Which projects have you been manifesting?
I’ll be sued. But I have been manifesting a lot of action stuff. I have been training in Japanese sword fighting and kickboxing. Since I have done theatre, I am also looking for drama roles. Movies shouldn’t just be about action, it should also have a story. Today I think it would be between horror and action, which I love.
Any film/Hollywood horror series you would like to be a part of?
I think ‘A Quiet Place’ is awesome. There are one-two others as well, but I won’t say anything as I might become a part of it.
Were there any recent Bollywood films that impressed you and what movies would you like to star in?
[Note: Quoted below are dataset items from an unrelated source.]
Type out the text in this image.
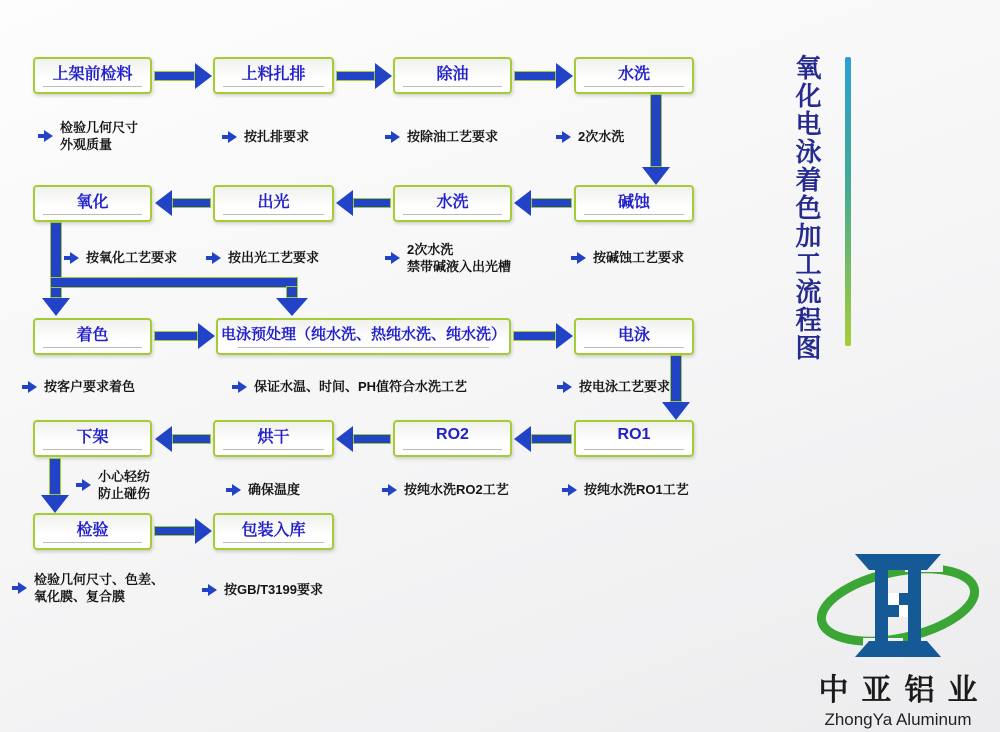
上架前检料	上料扎排	除油	水洗
检验几何尺寸
外观质量
按扎排要求	按除油工艺要求	2次水洗
氧化	出光	水洗	碱蚀
按氧化工艺要求	按出光工艺要求
2次水洗
禁带碱液入出光槽
按碱蚀工艺要求
着色	电泳预处理（纯水洗、热纯水洗、纯水洗）	电泳
按客户要求着色	保证水温、时间、PH值符合水洗工艺	按电泳工艺要求
下架	烘干	RO2	RO1
小心轻纺
防止碰伤	确保温度	按纯水洗RO2工艺	按纯水洗RO1工艺
检验	包装入库
检验几何尺寸、色差、
氧化膜、复合膜	按GB/T3199要求
氧化电泳着色加工流程图
中亚铝业
ZhongYa Aluminum
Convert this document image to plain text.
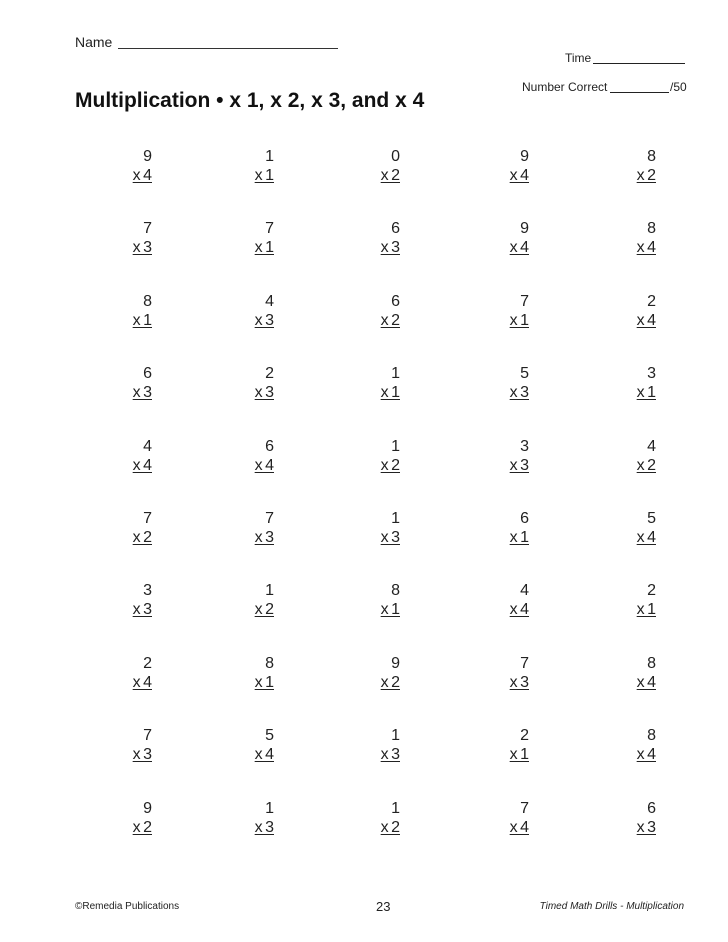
Name
Time
Number Correct	/50
Multiplication • x 1, x 2, x 3, and x 4
9
x 4
1
x 1
0
x 2
9
x 4
8
x 2
7
x 3
7
x 1
6
x 3
9
x 4
8
x 4
8
x 1
4
x 3
6
x 2
7
x 1
2
x 4
6
x 3
2
x 3
1
x 1
5
x 3
3
x 1
4
x 4
6
x 4
1
x 2
3
x 3
4
x 2
7
x 2
7
x 3
1
x 3
6
x 1
5
x 4
3
x 3
1
x 2
8
x 1
4
x 4
2
x 1
2
x 4
8
x 1
9
x 2
7
x 3
8
x 4
7
x 3
5
x 4
1
x 3
2
x 1
8
x 4
9
x 2
1
x 3
1
x 2
7
x 4
6
x 3
©Remedia Publications	23	Timed Math Drills - Multiplication
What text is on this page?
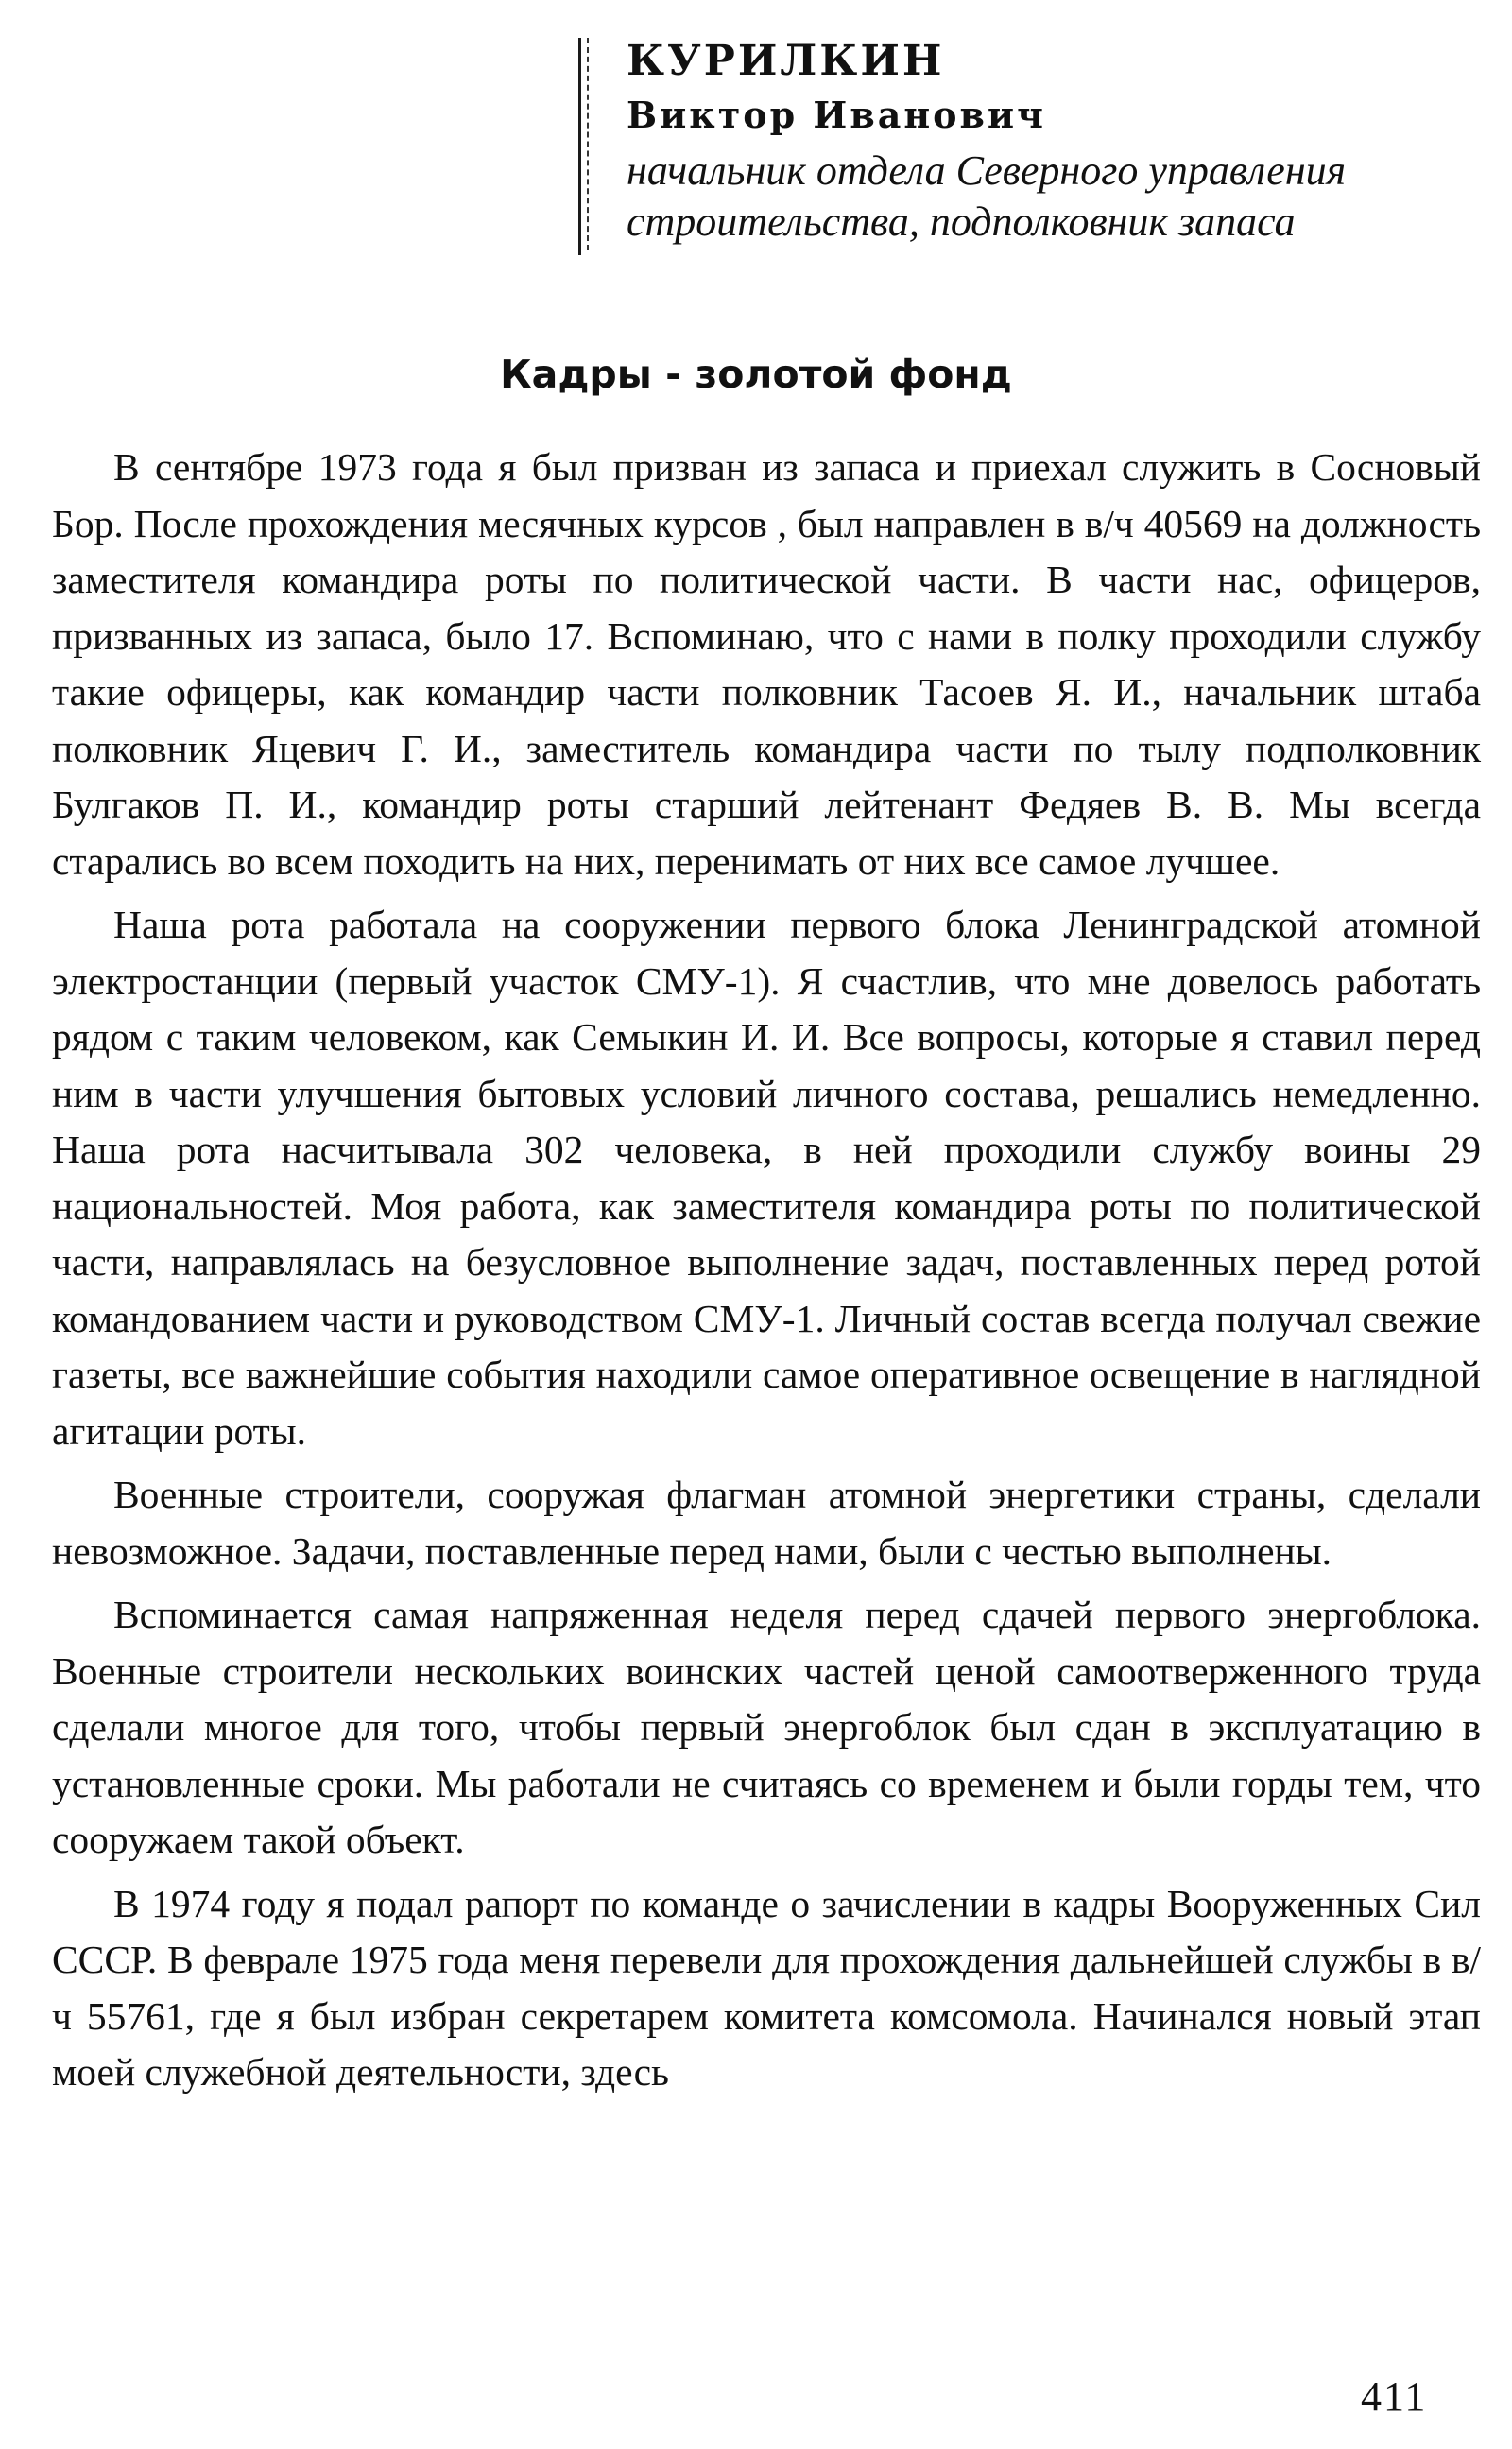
КУРИЛКИН

Виктор Иванович

начальник отдела Северного управления
строительства, подполковник запаса

Кадры - золотой фонд

В сентябре 1973 года я был призван из запаса и приехал служить в Сосновый Бор. После прохождения месячных курсов , был направлен в в/ч 40569 на должность заместителя командира роты по политической части. В части нас, офицеров, призванных из запаса, было 17. Вспоминаю, что с нами в полку проходили службу такие офицеры, как командир части полковник Тасоев Я. И., начальник штаба полковник Яцевич Г. И., заместитель командира части по тылу подполковник Булгаков П. И., командир роты старший лейтенант Федяев В. В. Мы всегда старались во всем походить на них, перенимать от них все самое лучшее.

Наша рота работала на сооружении первого блока Ленинградской атомной электростанции (первый участок СМУ-1). Я счастлив, что мне довелось работать рядом с таким человеком, как Семыкин И. И. Все вопросы, которые я ставил перед ним в части улучшения бытовых условий личного состава, решались немедленно. Наша рота насчитывала 302 человека, в ней проходили службу воины 29 национальностей. Моя работа, как заместителя командира роты по политической части, направлялась на безусловное выполнение задач, поставленных перед ротой командованием части и руководством СМУ-1. Личный состав всегда получал свежие газеты, все важнейшие события находили самое оперативное освещение в наглядной агитации роты.

Военные строители, сооружая флагман атомной энергетики страны, сделали невозможное. Задачи, поставленные перед нами, были с честью выполнены.

Вспоминается самая напряженная неделя перед сдачей первого энергоблока. Военные строители нескольких воинских частей ценой самоотверженного труда сделали многое для того, чтобы первый энергоблок был сдан в эксплуатацию в установленные сроки. Мы работали не считаясь со временем и были горды тем, что сооружаем такой объект.

В 1974 году я подал рапорт по команде о зачислении в кадры Вооруженных Сил СССР. В феврале 1975 года меня перевели для прохождения дальнейшей службы в в/ч 55761, где я был избран секретарем комитета комсомола. Начинался новый этап моей служебной деятельности, здесь

411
I really loved ‘Chandigarh Kare Aashiqui’. The thought and concept of it all are so empowering. For so many years women have been used as props in movies and for the last 8 years, with Taapsee Pannu, Kangana Ranaut pushing for such empowering content. Even Salman Khan sir and Anushka Sharma did ‘Sultan’, or Aamir Khan‘s ‘Dangal’, where the positioning of women is so beautiful. I would love to work on films like these. No matter what actor I am working with, I would like to star in such films.
I am proud of the fact that there is such amazing content coming out of India. They are touching upon new subjects and there is this new wave of filmmakers who are making films on women empowerment and LGBTQ+, trans girls. I am so proud of it and happy to represent India here. I keep telling my directors and producers to watch these Indian films. I tell them that when they see real movies from India, their perspective of our country will change.
Tell us about your upcoming projects.
I have two Hindi films that are ready for their release. I don’t know when they will be released, but I hope it gets screened everywhere because I was not seen for about 5-6 years. With all this Covid situation, there is a lot of uncertainty. I am reading a couple of scripts. My idea is to work with great content. I have a house in Mumbai and in Hollywood. I plan on getting one in London as well so that wherever I get work, I’ll go there and stay.